Mobile operators’ IoT revenue growth rate of 23 per cent year-on-year surpassed that of IoT software companies and hyperscalers in 2023. The top five mobile IoT network operators managed 83 per cent of all global cellular IoT connections, while the top five by revenue received 64 per cent of combined revenue.
Omdia, for its part, predicts that there will be 5.4 billion cellular IoT connections by 2030. It sees 5G-related technologies, such as 5G Red Cap and 5G Massive IoT, driving much of this growth.
The advanced cellular technologies now available broaden the options and mean that organisations can select the most suitable connectivity for their use case than ever before. This is an important factor for mass-market IoT, as it means there is less waste and organisations can readily make the trade-offs between cost, performance, security and power consumption for cellular connectivity and select the option that best suits their deployment. This removes complexity from the IoT design and development phase and provides greater visibility of the whole-life costs of a deployment. This clarity helps with financing and increases confidence in the return on investment.
With connectivity options finally becoming clearer and simple propositions now widely offered, organisations are focusing on other essential features. Security is an obvious concern, as the more connected devices that make up a deployment, the greater the threat surface and the greater the risk.
Security by design incorporates secure functions into devices before implementation and offers better security than customised solutions, which are often too expensive or impractical for many IoT use cases. It’s important not only because of the obvious need to prevent hacks and fraud, but also to guarantee the identity of the connected device and inextricably link the data to the device that collected and transmitted it. Trust in reliable IoT data is an essential part of the IoT value proposition, and this is now well understood with the implementation of effective solutions.

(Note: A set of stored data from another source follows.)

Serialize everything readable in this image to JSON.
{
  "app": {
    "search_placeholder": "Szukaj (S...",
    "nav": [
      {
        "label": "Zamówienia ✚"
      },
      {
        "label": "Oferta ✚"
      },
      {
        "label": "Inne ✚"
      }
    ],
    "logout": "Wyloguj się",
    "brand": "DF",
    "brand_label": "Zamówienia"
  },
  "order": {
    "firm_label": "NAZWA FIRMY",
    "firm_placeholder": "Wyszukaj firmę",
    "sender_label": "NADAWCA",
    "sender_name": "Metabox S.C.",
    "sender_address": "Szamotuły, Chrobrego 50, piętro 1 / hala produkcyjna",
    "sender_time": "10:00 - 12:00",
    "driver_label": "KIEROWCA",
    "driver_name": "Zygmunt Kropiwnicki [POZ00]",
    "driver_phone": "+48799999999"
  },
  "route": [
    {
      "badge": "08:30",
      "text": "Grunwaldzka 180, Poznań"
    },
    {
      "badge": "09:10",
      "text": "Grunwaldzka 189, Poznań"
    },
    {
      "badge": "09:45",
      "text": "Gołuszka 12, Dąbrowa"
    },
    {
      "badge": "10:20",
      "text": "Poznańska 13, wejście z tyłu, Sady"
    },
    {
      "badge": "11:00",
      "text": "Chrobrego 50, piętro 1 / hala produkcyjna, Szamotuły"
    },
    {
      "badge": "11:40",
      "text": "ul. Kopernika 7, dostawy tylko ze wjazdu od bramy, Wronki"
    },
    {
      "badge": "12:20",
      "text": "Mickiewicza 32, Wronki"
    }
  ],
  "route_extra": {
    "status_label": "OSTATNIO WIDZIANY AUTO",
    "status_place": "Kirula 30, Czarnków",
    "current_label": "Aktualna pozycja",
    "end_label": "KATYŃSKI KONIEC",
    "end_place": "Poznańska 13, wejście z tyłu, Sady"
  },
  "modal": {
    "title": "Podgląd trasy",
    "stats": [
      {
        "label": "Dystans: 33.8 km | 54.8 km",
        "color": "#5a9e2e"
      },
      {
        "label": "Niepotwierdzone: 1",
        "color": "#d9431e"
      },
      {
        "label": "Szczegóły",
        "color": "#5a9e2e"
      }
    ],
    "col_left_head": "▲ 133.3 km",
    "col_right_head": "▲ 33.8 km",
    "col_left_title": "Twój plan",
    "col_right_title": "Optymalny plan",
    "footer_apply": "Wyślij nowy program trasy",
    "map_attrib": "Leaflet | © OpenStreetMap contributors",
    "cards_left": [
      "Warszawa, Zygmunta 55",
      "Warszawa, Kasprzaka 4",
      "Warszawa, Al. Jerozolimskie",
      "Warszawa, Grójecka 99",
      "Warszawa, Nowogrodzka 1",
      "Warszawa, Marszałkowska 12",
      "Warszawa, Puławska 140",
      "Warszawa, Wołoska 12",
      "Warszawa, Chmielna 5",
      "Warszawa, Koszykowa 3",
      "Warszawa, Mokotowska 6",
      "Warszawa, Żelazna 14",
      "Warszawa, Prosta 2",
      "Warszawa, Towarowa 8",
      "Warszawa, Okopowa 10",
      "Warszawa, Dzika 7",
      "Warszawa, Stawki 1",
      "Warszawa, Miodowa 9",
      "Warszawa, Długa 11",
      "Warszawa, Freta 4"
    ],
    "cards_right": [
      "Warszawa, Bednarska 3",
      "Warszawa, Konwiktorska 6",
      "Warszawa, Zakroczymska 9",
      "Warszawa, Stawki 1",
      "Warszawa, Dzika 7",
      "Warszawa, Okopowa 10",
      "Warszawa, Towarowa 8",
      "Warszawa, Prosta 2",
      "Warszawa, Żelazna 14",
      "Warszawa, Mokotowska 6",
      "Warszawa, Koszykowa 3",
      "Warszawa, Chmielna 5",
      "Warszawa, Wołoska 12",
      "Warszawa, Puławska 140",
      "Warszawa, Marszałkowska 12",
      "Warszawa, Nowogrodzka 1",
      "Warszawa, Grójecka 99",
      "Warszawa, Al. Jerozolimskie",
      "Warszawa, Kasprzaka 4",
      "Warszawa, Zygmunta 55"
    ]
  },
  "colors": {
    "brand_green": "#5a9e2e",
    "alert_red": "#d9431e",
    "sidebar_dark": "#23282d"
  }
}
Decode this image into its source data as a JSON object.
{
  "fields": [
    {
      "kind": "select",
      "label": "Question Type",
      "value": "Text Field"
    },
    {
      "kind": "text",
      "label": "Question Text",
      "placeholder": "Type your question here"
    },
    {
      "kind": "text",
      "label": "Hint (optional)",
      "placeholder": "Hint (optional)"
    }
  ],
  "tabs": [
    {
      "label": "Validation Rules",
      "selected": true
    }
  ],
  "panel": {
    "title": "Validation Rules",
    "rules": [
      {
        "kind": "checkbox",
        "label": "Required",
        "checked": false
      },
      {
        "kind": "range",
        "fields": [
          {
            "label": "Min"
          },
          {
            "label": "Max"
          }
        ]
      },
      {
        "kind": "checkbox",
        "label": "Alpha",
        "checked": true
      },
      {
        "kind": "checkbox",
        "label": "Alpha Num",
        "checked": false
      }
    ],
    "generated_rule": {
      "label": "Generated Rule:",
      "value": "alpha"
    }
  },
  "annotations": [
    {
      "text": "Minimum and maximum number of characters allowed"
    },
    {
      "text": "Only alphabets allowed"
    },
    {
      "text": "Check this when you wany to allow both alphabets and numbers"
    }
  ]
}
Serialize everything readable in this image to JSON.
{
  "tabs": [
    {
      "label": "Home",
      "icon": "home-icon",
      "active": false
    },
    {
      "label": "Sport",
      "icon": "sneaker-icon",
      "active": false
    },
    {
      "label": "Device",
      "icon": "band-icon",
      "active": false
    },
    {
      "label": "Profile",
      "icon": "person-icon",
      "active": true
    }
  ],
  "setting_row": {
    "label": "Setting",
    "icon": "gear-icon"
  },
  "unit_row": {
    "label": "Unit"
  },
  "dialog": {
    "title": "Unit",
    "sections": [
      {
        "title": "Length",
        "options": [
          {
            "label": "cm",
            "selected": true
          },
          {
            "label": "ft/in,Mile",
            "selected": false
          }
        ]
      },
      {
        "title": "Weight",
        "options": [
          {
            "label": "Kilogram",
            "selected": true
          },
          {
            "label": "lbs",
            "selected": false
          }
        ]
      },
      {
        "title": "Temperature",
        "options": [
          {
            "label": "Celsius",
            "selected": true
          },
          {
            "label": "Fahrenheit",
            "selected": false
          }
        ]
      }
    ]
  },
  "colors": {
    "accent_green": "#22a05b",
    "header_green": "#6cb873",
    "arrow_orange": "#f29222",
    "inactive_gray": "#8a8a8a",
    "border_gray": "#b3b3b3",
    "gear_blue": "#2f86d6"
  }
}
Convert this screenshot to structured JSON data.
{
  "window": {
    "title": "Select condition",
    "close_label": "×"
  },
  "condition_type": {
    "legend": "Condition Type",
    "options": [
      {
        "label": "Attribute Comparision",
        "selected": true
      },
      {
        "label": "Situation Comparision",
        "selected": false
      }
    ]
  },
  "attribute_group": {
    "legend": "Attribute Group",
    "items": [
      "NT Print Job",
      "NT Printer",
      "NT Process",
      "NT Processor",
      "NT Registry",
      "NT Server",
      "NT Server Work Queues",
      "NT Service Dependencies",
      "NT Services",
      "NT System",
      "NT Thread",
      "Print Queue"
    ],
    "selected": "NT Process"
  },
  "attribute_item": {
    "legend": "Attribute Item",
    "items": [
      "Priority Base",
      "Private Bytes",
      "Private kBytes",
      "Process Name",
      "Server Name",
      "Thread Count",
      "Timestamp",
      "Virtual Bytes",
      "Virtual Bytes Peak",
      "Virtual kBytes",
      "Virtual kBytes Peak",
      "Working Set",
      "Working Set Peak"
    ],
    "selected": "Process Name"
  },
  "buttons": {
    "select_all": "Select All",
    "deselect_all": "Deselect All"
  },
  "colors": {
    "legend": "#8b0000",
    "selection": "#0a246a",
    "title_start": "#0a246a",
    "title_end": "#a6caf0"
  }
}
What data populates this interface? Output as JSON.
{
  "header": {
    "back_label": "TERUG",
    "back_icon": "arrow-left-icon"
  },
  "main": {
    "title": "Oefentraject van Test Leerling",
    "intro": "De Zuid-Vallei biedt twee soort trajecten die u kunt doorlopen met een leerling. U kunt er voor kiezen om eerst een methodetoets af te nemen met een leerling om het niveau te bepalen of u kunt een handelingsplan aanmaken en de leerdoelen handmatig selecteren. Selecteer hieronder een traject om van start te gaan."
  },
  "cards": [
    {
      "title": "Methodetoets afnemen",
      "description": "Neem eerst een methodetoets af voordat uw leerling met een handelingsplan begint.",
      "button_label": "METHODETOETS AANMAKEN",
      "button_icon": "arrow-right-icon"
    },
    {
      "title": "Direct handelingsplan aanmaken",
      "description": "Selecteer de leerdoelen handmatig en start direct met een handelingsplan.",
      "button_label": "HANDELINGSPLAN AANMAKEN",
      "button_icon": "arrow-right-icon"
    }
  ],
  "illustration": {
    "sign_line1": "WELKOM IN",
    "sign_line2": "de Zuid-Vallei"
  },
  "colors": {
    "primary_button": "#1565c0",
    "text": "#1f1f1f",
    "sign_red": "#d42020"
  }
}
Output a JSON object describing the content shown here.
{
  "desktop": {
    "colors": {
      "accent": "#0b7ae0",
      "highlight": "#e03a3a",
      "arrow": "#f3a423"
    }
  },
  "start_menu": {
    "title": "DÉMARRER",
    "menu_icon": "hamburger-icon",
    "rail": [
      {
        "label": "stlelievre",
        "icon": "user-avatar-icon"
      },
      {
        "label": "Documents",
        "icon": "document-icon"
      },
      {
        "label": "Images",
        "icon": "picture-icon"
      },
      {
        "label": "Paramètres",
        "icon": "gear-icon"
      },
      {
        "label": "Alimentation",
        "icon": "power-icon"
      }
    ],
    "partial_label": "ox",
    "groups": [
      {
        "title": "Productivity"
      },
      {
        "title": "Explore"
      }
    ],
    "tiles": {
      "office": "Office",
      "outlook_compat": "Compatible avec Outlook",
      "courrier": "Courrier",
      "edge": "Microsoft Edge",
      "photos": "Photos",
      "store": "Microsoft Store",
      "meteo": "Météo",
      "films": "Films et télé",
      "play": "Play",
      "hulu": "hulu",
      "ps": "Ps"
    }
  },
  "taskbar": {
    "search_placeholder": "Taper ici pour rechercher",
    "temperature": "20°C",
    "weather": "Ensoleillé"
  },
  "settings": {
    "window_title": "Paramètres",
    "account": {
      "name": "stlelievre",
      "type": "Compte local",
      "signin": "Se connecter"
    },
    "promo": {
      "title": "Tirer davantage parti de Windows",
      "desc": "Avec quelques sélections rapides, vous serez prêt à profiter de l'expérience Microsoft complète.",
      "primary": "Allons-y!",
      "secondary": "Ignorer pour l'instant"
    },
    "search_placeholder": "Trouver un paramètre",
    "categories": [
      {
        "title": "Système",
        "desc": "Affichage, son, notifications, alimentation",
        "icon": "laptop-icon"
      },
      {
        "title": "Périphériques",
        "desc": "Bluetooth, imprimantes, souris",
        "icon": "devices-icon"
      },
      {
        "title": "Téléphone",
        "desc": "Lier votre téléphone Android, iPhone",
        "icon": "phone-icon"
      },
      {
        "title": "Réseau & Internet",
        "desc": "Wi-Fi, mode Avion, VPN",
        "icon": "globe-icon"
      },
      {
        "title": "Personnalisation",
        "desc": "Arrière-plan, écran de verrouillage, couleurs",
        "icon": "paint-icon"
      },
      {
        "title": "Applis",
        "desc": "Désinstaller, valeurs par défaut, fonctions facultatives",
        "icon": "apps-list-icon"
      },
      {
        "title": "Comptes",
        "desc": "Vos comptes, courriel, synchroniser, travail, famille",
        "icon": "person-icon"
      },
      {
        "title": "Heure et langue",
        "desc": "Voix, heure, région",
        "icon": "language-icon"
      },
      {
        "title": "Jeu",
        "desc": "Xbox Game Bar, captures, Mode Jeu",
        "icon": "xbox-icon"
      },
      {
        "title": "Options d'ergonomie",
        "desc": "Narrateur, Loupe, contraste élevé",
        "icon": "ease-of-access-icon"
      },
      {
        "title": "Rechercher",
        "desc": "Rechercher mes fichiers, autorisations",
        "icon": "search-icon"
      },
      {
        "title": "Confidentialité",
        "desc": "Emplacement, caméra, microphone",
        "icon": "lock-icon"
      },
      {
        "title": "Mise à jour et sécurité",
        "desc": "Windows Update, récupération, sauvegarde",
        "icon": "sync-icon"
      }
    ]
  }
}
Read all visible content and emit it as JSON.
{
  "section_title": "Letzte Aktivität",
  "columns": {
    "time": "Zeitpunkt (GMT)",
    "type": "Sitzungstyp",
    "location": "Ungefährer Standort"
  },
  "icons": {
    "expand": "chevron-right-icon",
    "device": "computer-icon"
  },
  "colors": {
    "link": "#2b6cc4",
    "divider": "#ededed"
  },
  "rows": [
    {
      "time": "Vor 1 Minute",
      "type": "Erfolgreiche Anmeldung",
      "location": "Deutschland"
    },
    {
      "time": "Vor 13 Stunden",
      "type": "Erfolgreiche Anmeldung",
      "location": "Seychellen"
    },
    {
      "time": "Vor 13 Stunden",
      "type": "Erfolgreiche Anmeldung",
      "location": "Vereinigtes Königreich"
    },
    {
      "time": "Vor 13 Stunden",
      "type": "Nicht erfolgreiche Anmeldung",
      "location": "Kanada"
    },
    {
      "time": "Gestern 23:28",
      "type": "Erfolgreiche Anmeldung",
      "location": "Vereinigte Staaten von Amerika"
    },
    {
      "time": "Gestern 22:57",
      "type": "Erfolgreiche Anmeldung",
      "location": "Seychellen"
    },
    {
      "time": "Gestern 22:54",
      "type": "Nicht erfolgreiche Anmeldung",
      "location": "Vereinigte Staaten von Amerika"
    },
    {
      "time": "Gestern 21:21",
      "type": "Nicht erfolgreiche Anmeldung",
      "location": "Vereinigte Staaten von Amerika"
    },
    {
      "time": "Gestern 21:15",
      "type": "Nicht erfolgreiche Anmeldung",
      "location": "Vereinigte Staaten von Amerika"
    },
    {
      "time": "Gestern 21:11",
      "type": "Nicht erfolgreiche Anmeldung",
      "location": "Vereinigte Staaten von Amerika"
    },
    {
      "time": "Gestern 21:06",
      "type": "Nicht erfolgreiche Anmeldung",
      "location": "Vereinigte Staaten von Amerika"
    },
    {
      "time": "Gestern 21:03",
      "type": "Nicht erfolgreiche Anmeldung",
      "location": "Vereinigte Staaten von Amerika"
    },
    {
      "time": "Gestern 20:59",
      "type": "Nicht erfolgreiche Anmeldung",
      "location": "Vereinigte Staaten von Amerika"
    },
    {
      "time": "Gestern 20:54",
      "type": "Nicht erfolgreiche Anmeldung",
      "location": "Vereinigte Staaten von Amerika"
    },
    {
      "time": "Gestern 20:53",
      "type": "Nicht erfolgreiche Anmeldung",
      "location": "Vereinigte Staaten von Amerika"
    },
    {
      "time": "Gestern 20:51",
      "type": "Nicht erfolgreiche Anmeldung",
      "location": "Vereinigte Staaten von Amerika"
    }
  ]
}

Certification and regulatory compliance still represent a significant bottleneck, but organisations are increasingly relying on suppliers to take advantage of their expertise and make the process easier. There is a growing realisation that much of this process can be replicated from one device to another and that it is not necessary for every company involved in IoT to become a certification specialist.
IoT organisations need access to economies of scale to justify business cases and this means they need to speed up and simplify certification, which is required in national, regional and vertical markets for devices to be deployed.
Before, organisations focused on trying to do everything themselves, but now they realise that this is too slow, too expensive and too complicated. Instead, there is a greater appetite for partnering with experts, from device design to deployment and beyond. By turning to IoT-as-a-Service providers, organisations can access optimised solutions for device development and certification, manufacturing, connectivity, implementation, support and security.
There is also a greater willingness to share the risk and reward. Turning to partners who can handle IoT on a large scale and who have in-depth knowledge of the complexities of IoT, such as energy consumption, cellular network variants or security, can radically speed up time to market, result in significantly better performance and deliver transformed business value.
The greater the volumes, the greater the risk, but also the greater the reward – this is the attitude that IoT innovators entering the era of mass IoT at hyperscale are adopting. It’s an exciting scenario and participants will reach success more quickly if they join forces.